Yair Shamir, an ex-combat pilot who led El Al Israel Airlines Ltd. before entering politics, sounds a lot like his father Yitzhak when he talks about the prospect of peace with the Palestinians.
“There’s not enough room for two states here,” Shamir, 67, said in an interview at the office of his venture capital fund, Catalyst Investments LP, in Tel Aviv. “It will never work out. There will always be tension, there will always be war.”
Shamir’s stance suddenly matters because he’s set for a Cabinet job as opinion polls signal that Jan. 22 elections will keep his Yisrael Beitenu party in power as junior partner to Prime Minister Benjamin Netanyahu’s Likud. Shamir, who’s running for election for the first time, is listed as No. 2 on the Yisrael Beitenu slate, behind only party leader Avigdor Liberman, who quit as foreign minister and was indicted on fraud and breach of trust charges last month.
Shamir’s rejection of Palestinian statehood puts him in sync with Naftali Bennett, the leader of the Jewish Home party which is gaining in polls, and a growing number of Likud leaders challenging Netanyahu’s professed support for a two-state solution. Yair’s father, who died in June, was strongly against the idea while he was premier.
While the U.S. and Israel’s European allies support a two- state solution and have criticized Netanyahu’s recently announced construction plans in the West Bank and east Jerusalem, Palestinians say it’s the attitude expressed by Shamir and Bennett that most aggravates the conflict.
“These men are creating a public culture that pretends we don’t exist, and Israelis seem to consider this normal civilized behavior,” said Hanan Ashrawi, a member of the Palestinian negotiating team with Israel since Yitzhak Shamir was prime minister in 1992.
The Likud-Beitenu joint list will probably win 34 seats in the 120-seat Knesset, more than double its closest rival, Labor, according to a poll by Haaretz released yesterday. Jewish Home will probably win 14 seats, followed by Shas with 11 and former Foreign Minister Tzipi Livni’s Hatenuah party with 10. A poll released today by Israel Radio gave 35 seats to Likud-Beitenu, with 18 apiece for Labor and Jewish Home.
For Liberman, recruiting Shamir was part of an effort to stop Yisrael Beitenu from being pigeonholed as a sectarian Russian party, according to Gideon Rahat, a Hebrew University political scientist.
“This is a guy whose father was chairman of the Likud and served twice as prime minister,” Rahat said in a phone interview. “How much more mainstream can you get?”

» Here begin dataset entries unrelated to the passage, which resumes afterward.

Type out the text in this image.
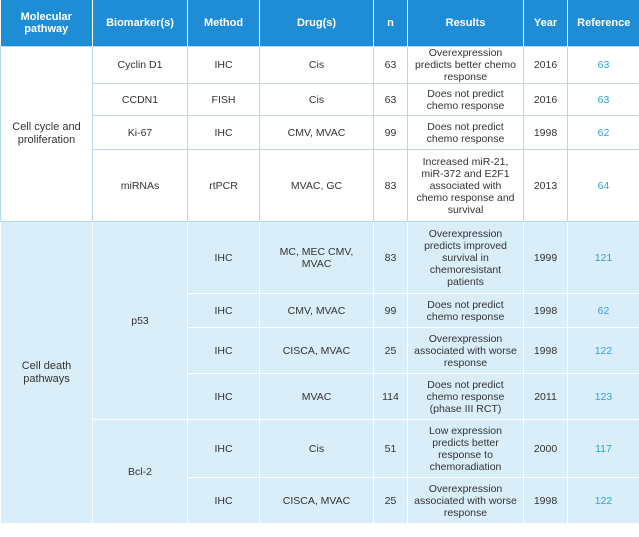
Molecular pathway	Biomarker(s)	Method	Drug(s)	n	Results	Year	Reference
Cell cycle and proliferation	Cyclin D1	IHC	Cis	63	Overexpression predicts better chemo response	2016	63
	CCDN1	FISH	Cis	63	Does not predict chemo response	2016	63
	Ki-67	IHC	CMV, MVAC	99	Does not predict chemo response	1998	62
	miRNAs	rtPCR	MVAC, GC	83	Increased miR-21, miR-372 and E2F1 associated with chemo response and survival	2013	64
Cell death pathways	p53	IHC	MC, MEC CMV, MVAC	83	Overexpression predicts improved survival in chemoresistant patients	1999	121
		IHC	CMV, MVAC	99	Does not predict chemo response	1998	62
		IHC	CISCA, MVAC	25	Overexpression associated with worse response	1998	122
		IHC	MVAC	114	Does not predict chemo response (phase III RCT)	2011	123
	Bcl-2	IHC	Cis	51	Low expression predicts better response to chemoradiation	2000	117
		IHC	CISCA, MVAC	25	Overexpression associated with worse response	1998	122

Shamir, whose gray moustache is slightly bushier than his father’s, said he expects a top Cabinet position, possibly running the Transportation or Housing ministries with an outside chance at Defense. “I want to achieve several things and I have to do it in the shortest way because I’m not so young,” he said in the Dec. 24 interview.

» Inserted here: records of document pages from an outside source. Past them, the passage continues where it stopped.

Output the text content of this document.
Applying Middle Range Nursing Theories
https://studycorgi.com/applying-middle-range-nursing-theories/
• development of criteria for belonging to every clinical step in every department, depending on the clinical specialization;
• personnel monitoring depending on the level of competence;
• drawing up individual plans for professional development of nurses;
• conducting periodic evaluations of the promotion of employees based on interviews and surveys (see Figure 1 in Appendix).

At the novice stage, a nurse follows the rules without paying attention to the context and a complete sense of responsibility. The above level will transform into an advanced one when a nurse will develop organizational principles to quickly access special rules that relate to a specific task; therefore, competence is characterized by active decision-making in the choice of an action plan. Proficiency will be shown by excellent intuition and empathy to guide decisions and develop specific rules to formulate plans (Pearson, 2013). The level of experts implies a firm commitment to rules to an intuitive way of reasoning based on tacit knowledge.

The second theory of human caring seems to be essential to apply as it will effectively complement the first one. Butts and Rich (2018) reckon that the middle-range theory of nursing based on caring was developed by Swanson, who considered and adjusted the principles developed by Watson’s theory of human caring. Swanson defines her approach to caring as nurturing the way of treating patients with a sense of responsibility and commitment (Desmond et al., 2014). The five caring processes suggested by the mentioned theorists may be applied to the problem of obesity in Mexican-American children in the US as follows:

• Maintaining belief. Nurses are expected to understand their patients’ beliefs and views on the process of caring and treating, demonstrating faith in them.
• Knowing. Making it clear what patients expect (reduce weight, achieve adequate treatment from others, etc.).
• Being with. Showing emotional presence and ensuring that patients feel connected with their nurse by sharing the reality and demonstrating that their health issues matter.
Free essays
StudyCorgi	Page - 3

On economic policy, Shamir says Israel needs more competition in the housing and food markets and should sell state assets including Israel Aerospace Industries Ltd., where he served as chairman. He said the government should sell IAI shares on the Nasdaq Stock Market, retaining a 49 percent stake.
Shamir earned an electronic engineering degree from the Technion Israel Institute of Technology in Haifa and retired from the Air Force with the rank of colonel. Besides steering IAI, a maker of drone aircraft and Israel’s biggest manufacturer, he was chief executive of Elite Industries Ltd., one of the country’s biggest foodmakers, chairman of VCon Telecommunications Ltd., which makes teleconferencing software, and chairman of Shamir Optical Industry Ltd., a maker of multifocal lenses.
“Israel’s future is based on defense for existence, and technology and industry for innovation,” said Shamir, whose 11th-floor office in downtown Tel Aviv is decorated with photographs from his days as an Air Force commander and head of IAI and El Al. “I’m bringing capabilities in these two arenas.”
Shamir says he chose Yisrael Beitenu, a party founded by Soviet Jewish emigres, instead of his father’s Likud partly because of his wish to attract skilled immigrants to Israel, and partly because of his admiration for Liberman. “You always know where you stand with him,” Shamir said. “He will not stab you in the back.”
Other prominent members of Yisrael Beitenu might disagree, including Tourism Minister Stas Misezhnikov, Deputy Foreign Minister Danny Ayalon and Knesset member Anastassia Michaeli, who were purged from the ballot for the coming election after various run-ins with the party chairman. In a sign of more drama to come, Ayalon was identified by prosecutors as a key witness in the Liberman case.
Shamir’s political views echo those of his father, who spent long periods away from the family while he was hunted by the British who accused him of terrorism in pre-independence Palestine, and later as an operative for the Mossad spy agency in Europe. The younger Shamir says the corporate world operates differently.
“He said, these are my beliefs and as long as I can push them, I will not sacrifice anything,” Shamir said of his father. “In the business world, it doesn’t work like that. You have to leave something on the table.”